Karlfried Graf DÜRCKHEIM, HARA, Centre vital de l'homme

L'exercice de la respiration, chapitre I

Il existe une grande variété d'exercices respiratoires inventés par l'homme, qui sont sujets à contestation. On peut, en effet, se demander dans quelle mesure ils atteignent le but particulier qu'ils étaient destinés à remplir, par exemple réussir une performance ou encore corriger une infirmité physique. En revanche, il est un exercice de la respiration valable pour n'importe quelle étape et qui est incontestable : c'est celui qui exerce, rétablit ou consolide la respiration voulue par la nature et correspond au mouvement de transformation originel.
"Exercer" cette respiration signifie apprendre simplement à la laisser venir.

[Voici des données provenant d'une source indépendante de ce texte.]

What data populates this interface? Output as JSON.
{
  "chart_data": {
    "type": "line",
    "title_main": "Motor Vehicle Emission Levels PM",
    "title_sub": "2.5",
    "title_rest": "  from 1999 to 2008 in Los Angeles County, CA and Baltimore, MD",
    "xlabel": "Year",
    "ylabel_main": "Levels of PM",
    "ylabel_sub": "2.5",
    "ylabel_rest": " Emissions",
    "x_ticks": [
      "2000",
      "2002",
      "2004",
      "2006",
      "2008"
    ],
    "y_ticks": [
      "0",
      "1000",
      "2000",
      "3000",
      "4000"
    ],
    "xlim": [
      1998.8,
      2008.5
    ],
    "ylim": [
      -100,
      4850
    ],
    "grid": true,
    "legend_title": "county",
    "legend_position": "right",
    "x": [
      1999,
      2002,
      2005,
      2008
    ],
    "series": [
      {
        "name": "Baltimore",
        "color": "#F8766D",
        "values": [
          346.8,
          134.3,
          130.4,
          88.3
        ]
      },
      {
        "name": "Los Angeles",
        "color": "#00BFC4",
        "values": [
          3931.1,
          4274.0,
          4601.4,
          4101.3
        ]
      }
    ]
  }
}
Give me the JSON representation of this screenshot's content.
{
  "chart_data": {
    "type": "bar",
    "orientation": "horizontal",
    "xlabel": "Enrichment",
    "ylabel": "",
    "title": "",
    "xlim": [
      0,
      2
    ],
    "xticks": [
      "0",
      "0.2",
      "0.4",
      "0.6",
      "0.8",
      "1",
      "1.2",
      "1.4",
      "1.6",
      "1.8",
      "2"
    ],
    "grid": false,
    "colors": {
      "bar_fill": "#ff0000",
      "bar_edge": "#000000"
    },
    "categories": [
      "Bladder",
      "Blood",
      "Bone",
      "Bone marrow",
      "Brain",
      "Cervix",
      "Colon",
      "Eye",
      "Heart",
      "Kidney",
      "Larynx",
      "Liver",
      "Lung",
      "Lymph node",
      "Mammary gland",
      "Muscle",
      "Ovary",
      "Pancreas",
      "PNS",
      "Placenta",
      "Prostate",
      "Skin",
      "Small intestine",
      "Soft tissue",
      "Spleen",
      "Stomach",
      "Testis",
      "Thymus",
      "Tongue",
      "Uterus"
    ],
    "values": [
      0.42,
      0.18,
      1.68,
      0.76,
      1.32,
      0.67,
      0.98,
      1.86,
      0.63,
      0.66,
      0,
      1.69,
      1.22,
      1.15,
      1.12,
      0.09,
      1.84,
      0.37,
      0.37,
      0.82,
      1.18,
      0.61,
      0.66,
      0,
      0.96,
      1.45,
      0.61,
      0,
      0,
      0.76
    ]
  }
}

La respiration "juste" n'est pas le produit de la volonté, mais va et vient d'elle-même, sans que le Moi agisse, consciemment ou inconsciemment. Si le mouvement naturel du diaphragme est réduit, le relais est pris par un mouvement des muscles auxiliaires situés plus haut.
Tout l'exercice "juste" de la respiration "physique" a pour but de restaurer la respiration diaphragmatique. Cela a un effet salutaire à tous les niveaux.
Tout d'abord, au stade élémentaire, c'est à dire lorsque la respiration thoracique est limitée et la respiration profonde impossible, comme dans les cas d'affections pulmonaires ou de troubles cardiaques.
Au niveau de la personnalité existentielle, la respiration bloquée en haut indique que l'homme est prisonnier du Moi qui reste toujours sur la défensive et, par conséquent, n'est pas encore vraiment ouvert à autrui ni au monde. Son Moi manquant de confiance lui fait croire qu'il doit tout faire et tout surveiller lui-même, donc aussi la respiration. Il ne la laisse pas venir et partir naturellement, mais la force et déforme l'expiration complète, profonde par une résistance. En d'autres termes, il ne sait pas lâcher prise ni s'abandonner. Aussi cet inconscient blocage respiratoire signifie-t-il un blocage sur la Voie intérieure qui exige le lâcher-prise, l'abandon du Moi.
La première chose à apprendre est donc : laisser s'accomplir de lui-même le phénomène de la respiration. Cela est beaucoup plus difficile que l'on a tendance à le croire. Il est difficile de faire disparaître la tension involontaire due au Moi toujours inquiet, qui se manifeste par un contrôle et un blocage inconscients de la respiration. On s'en rend compte la première fois que l'on fait attention à sa respiration.
Le rythme vivant, naturel, est aussitôt rompu. La respiration s'arrête et le débutant a l'impression de ne pouvoir tout simplement plus respirer comme il faut, il étouffe.